One Thought, One Wish

380 65 2
                                    

A/N :
Saya terharu sekaligus senang ada yang membaca cerita abal-abalan saya! Terima kasih sudah membaca dan bahkan ada yang meninggalkan bintang serta komentar. Sekali lagi terima kasih.

Saya sangat menghargai itu (kaku sekali). Ini dia saya persembahkan ch 1 dari part 2, atau lebih tepatnya ch 5. Mohon maaf kalau mengecewakan dan tidak sesuai ekspetasi kalian.

Happy Reading!

____________________________

Hinata bangun dengan perasaan lelah, kantong matanya semakin hari semakin menebal dan menghitam. Dia tidak terlalu menyukai riasan wajah, tapi dia harus memakainya untuk menghindari pertanyaan yang tidak perlu.

Kelima sekawan itu- begitulah Hinata memanggil mereka, walau sebenarnya mereka tidak terlalu akrab satu sama lain. Jika Hinata bisa membaginya menjadi 2 kelompok, maka team pertama terdiri dari Kita, Sakusa, dan Komori, lalu team kedua adalah Miya bersaudara.

Hinata bisa merasakan ketegangan yang terjadi antara Atsumu dan Sakusa. Entah itu Sakusa yang mengeluarkan kata-kata sinis andalannya atau Atsumu yang membalasnya dengan tatapan dan ucapan yang tidak kalah sinisnya. Sampai-sampai membuat Hinata meringis mendengar kata-kata kasar yang mereka lontarkan.

Dan hal itu terus berlanjut hingga mereka beranjak dewasa. Siapa yang mengira dia akan menjalin hubungan dengan manusia selama 8 tahun? Hinata bahkan menatap tidak percaya setiap kali melihat kedatangan mereka ke rumahnya.

Sekarang tinggi mereka sudah melampaui Hinata sendiri. Dia tersenyum senang sekaligus mengasihi dirinya sendiri. Bukan salahnya jika usianya berhenti di umur 15 tahun, sehingga kini pertumbuhannya juga ikut berhenti.

Kalau dulu Hinata yang menunduk dan berlutut untuk menyamakan tingginya, kini dia harus mendongak setiap kali ingin melihat anak-anak yang sudah tumbuh dewasa itu.

Hinata bisa merasakan matanya perih rasanya ingin menangis, melihat mereka tumbuh dengan sehat. Dia benar-benar seperti seorang Ibu yang membesarkan ke-5 orang anaknya seorang diri- meskipun itu hanyalah pemikiran dramatis yang dimiliki oleh Hinata.

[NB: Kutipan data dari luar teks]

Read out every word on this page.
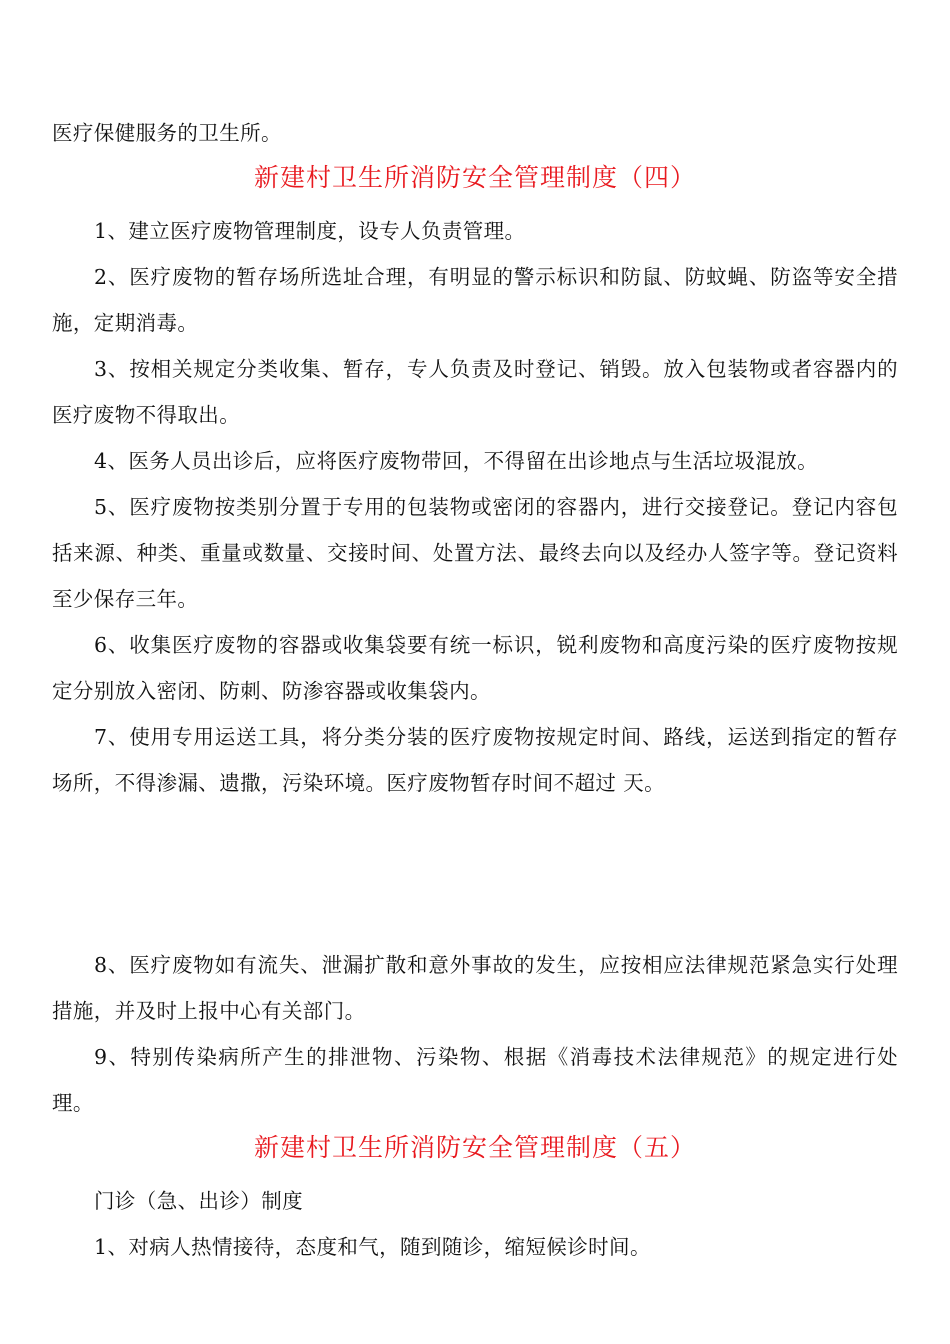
医疗保健服务的卫生所。

新建村卫生所消防安全管理制度（四）

1、建立医疗废物管理制度，设专人负责管理。

2、医疗废物的暂存场所选址合理，有明显的警示标识和防鼠、防蚊蝇、防盗等安全措施，定期消毒。

3、按相关规定分类收集、暂存，专人负责及时登记、销毁。放入包装物或者容器内的医疗废物不得取出。

4、医务人员出诊后，应将医疗废物带回，不得留在出诊地点与生活垃圾混放。

5、医疗废物按类别分置于专用的包装物或密闭的容器内，进行交接登记。登记内容包括来源、种类、重量或数量、交接时间、处置方法、最终去向以及经办人签字等。登记资料至少保存三年。

6、收集医疗废物的容器或收集袋要有统一标识，锐利废物和高度污染的医疗废物按规定分别放入密闭、防刺、防渗容器或收集袋内。

7、使用专用运送工具，将分类分装的医疗废物按规定时间、路线，运送到指定的暂存场所，不得渗漏、遗撒，污染环境。医疗废物暂存时间不超过 天。

8、医疗废物如有流失、泄漏扩散和意外事故的发生，应按相应法律规范紧急实行处理措施，并及时上报中心有关部门。

9、特别传染病所产生的排泄物、污染物、根据《消毒技术法律规范》的规定进行处理。

新建村卫生所消防安全管理制度（五）

门诊（急、出诊）制度

1、对病人热情接待，态度和气，随到随诊，缩短候诊时间。
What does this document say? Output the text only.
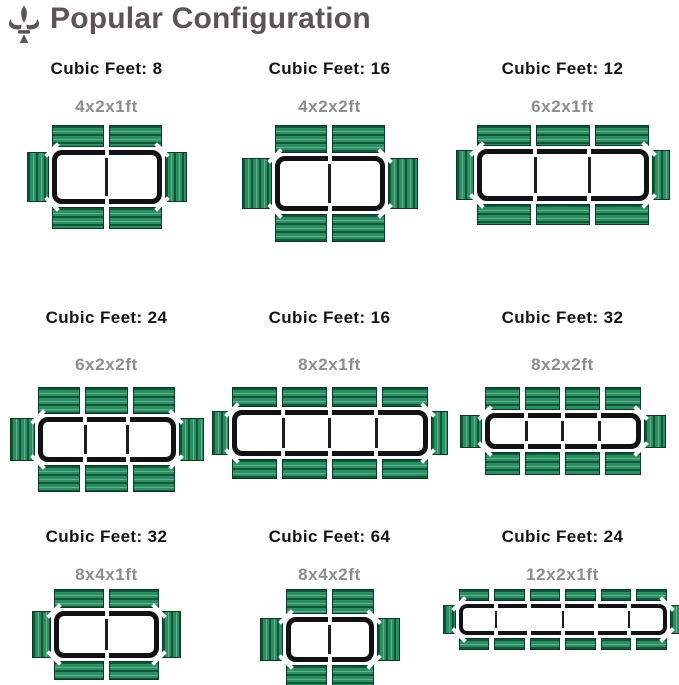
Popular Configuration
Cubic Feet: 8
4x2x1ft
Cubic Feet: 16
4x2x2ft
Cubic Feet: 12
6x2x1ft
Cubic Feet: 24
6x2x2ft
Cubic Feet: 16
8x2x1ft
Cubic Feet: 32
8x2x2ft
Cubic Feet: 32
8x4x1ft
Cubic Feet: 64
8x4x2ft
Cubic Feet: 24
12x2x1ft
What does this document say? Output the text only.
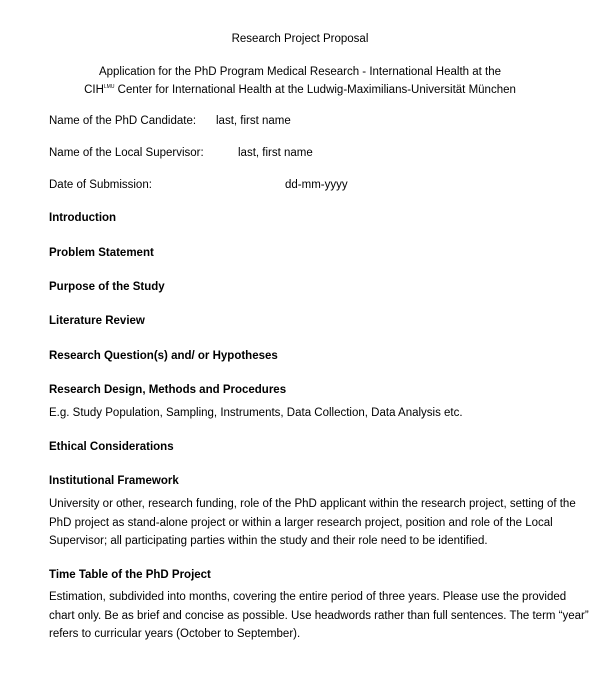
Research Project Proposal
Application for the PhD Program Medical Research - International Health at the
$CIH^{LMU}$ Center for International Health at the Ludwig-Maximilians-Universität München
Name of the PhD Candidate: last, first name
Name of the Local Supervisor:	last, first name
Date of Submission:	dd-mm-yyyy
Introduction
Problem Statement
Purpose of the Study
Literature Review
Research Question(s) and/ or Hypotheses
Research Design, Methods and Procedures
E.g. Study Population, Sampling, Instruments, Data Collection, Data Analysis etc.
Ethical Considerations
Institutional Framework
University or other, research funding, role of the PhD applicant within the research project, setting of the
PhD project as stand-alone project or within a larger research project, position and role of the Local
Supervisor; all participating parties within the study and their role need to be identified.
Time Table of the PhD Project
Estimation, subdivided into months, covering the entire period of three years. Please use the provided
chart only. Be as brief and concise as possible. Use headwords rather than full sentences. The term “year”
refers to curricular years (October to September).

Jam di rumahnya berdentang menunjukkan pukul 8 pagi, ini hari minggu di musim dingin pada bulan Januari. Musim dingin kali ini lebih panjang dari tahun-tahun sebelumnya. Jauh lebih dingin dan menyiksa. Tentu bukan pertanda yang baik.

Empat tahun belakangan ini, musim dingin mulai lebih awal dan berakhir lebih lama. Musim-musim lainnya seperti panas, semi, dan gugur hanya mendapat jatah tidak lebih dari dua bulan.

Hinata menatap pantulannya di depan cermin berukuran setengah tubuhnya. Dia mengambil pelembab bibir dan mengoleskannya ke bibirnya yang kering dan sedikit pecah-pecah. Ia cukup terkejut ketika menerima hadiah itu dari Kita, 3 tahun yang lalu tepatnya, dan berlanjut sampai saat ini.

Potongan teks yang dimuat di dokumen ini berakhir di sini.